It's hard to think of a simpler yet more effective woodworking tool than the cabinet scraper – a flat, thin, post card-sized sheet of spring steel dragged by hand across a wood surface to leave a glass-smooth finish. - Macdonald
Some time ago I got my first card scraper. I had been looking for one for a long time. As it turned out I could have made one with materials I already had and thus keep my 8 euros
I also threw together a small video.I hope you like it. It is my first one so don´t go hard on me ;)
Step 1: Stuff Needed
To make scrapers you will need the following materials:
- Putty knife
- Old hand saw
- Old circular saw blade
- Angle grinder with metal cutting blade
- metal file
- burnishing tool
- pencil and ruler
Step 2: Putty Knife Scraper
This is probably the easiest one to make.

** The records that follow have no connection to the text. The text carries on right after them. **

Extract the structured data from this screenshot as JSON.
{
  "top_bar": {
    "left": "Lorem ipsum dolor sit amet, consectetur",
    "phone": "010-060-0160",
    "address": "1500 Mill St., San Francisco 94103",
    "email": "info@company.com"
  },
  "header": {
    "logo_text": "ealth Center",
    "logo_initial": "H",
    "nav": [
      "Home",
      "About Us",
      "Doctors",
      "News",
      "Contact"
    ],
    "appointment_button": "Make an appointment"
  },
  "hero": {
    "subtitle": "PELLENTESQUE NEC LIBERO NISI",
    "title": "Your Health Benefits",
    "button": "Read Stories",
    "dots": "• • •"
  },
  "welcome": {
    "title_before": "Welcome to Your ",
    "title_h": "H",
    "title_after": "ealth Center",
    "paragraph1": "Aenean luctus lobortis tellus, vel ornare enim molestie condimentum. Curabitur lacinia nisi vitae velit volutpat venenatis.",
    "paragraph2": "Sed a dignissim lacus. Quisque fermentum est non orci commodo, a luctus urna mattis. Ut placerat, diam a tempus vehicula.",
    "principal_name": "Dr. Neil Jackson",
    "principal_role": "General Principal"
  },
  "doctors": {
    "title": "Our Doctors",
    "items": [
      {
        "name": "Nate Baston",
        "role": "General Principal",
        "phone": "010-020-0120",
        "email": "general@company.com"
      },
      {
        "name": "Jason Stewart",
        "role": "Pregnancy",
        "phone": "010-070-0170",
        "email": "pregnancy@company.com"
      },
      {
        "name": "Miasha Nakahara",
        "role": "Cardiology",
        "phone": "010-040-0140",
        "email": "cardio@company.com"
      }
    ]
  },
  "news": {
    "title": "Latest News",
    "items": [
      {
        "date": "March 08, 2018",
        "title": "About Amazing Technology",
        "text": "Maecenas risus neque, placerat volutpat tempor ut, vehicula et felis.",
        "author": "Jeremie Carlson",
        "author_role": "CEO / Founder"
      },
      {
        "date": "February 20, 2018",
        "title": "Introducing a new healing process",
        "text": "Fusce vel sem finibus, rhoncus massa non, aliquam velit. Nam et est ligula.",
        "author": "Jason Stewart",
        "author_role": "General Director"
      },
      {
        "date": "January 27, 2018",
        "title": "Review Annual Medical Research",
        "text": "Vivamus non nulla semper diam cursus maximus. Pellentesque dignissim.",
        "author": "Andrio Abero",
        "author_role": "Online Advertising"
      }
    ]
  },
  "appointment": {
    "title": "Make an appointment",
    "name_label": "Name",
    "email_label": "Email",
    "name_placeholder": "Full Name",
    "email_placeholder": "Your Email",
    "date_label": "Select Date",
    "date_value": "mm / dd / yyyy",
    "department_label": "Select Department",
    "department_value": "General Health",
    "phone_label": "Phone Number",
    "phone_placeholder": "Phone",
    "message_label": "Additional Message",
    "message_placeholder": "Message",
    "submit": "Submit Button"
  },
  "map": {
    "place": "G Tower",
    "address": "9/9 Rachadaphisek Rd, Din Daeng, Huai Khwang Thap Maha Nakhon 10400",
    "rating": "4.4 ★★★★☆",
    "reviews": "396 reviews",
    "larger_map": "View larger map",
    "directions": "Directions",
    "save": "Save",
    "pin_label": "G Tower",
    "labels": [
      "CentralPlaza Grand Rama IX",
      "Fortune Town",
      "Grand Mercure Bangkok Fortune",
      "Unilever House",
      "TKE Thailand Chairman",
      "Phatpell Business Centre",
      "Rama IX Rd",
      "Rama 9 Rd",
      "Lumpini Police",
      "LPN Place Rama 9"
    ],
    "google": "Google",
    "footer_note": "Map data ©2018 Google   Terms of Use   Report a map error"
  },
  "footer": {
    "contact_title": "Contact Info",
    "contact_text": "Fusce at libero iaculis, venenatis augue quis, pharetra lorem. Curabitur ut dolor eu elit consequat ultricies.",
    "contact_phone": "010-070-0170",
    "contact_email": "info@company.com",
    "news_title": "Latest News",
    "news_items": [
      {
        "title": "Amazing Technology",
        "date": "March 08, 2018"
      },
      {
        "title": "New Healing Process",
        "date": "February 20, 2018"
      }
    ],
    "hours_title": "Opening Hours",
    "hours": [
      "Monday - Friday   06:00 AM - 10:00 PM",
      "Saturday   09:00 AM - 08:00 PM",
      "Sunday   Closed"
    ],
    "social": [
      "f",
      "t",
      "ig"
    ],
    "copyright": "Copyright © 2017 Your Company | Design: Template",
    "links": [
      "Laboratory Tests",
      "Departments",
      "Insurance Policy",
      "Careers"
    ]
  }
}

Just remove the handle and you are done!
I also decided to cut of small strip off so that it would be the same size as my original scraper and that I could use both sides to scrape.
This one has thickness of 0,4 mm. It bends quite easily but it totally works!
Step 3: Hand Saw Scraper
This one turned out the best.
I took old handsaw and removed the handle. I gave it a light sanding to remove rust. Using the already existing scraper I traced out the lines with pencil. I clamped a straight piece of plywood to the blade and cut it with angle grinder. After that I removed the rest of the rust on waterstone.
This scraper has thickness of 0,8 mm.
Step 4: Circular Saw Scraper
Making this one was pretty much like making the hand saw scraper.
Important thing is to use a straight piece of wood to guide your cut.
Otherwise the blade will wonder off and you have to do a lot of filing later on to get it straight.
I would have used a bigger blade but I did not have one. This scraper should be bigger to work comfortably with but it does the job.
This one ended up being 1,2 mm thick.
Step 5: Sharpening and Burnishing
I am not gonna go in much detail with this because there is already so much information on this topic.
The process goes something like this:
- Use metal file to get the edge completely straight ( if it is really beaten up)
- Use waterstone to give it even finer edge.
- Turn the scraper on its side and remove the small burr created from filing.
- Clamp the scraper in the vice and use the burnisher to give the edge a small "hook".
You are done!
Scrapers work also without the hook but will not remove much material like that. Woodworkers use all kinds of tools as burnishers. Screwdrivers, chisels, etc. The key is that the material has to be stronger than the scraper itself. I found a porcelaine knife sharpener from IKEA. This worked perfectly.
As you can see from the pictures different scrapers work differently. The material removed is not only determined by the thickness of the tool but also by the sharpening and burnishing techniques as well as the angle.
Here are some links if you want to know more about sharpening card scrapers:
Step 6: The Conclusion
I am pretty satisfied on how this turned out.
There is no need to spend a lot of money on these tools when you can make thm basically for free.
And of course to keep it all organized I made a small holder for my scrapers and sharpening tools.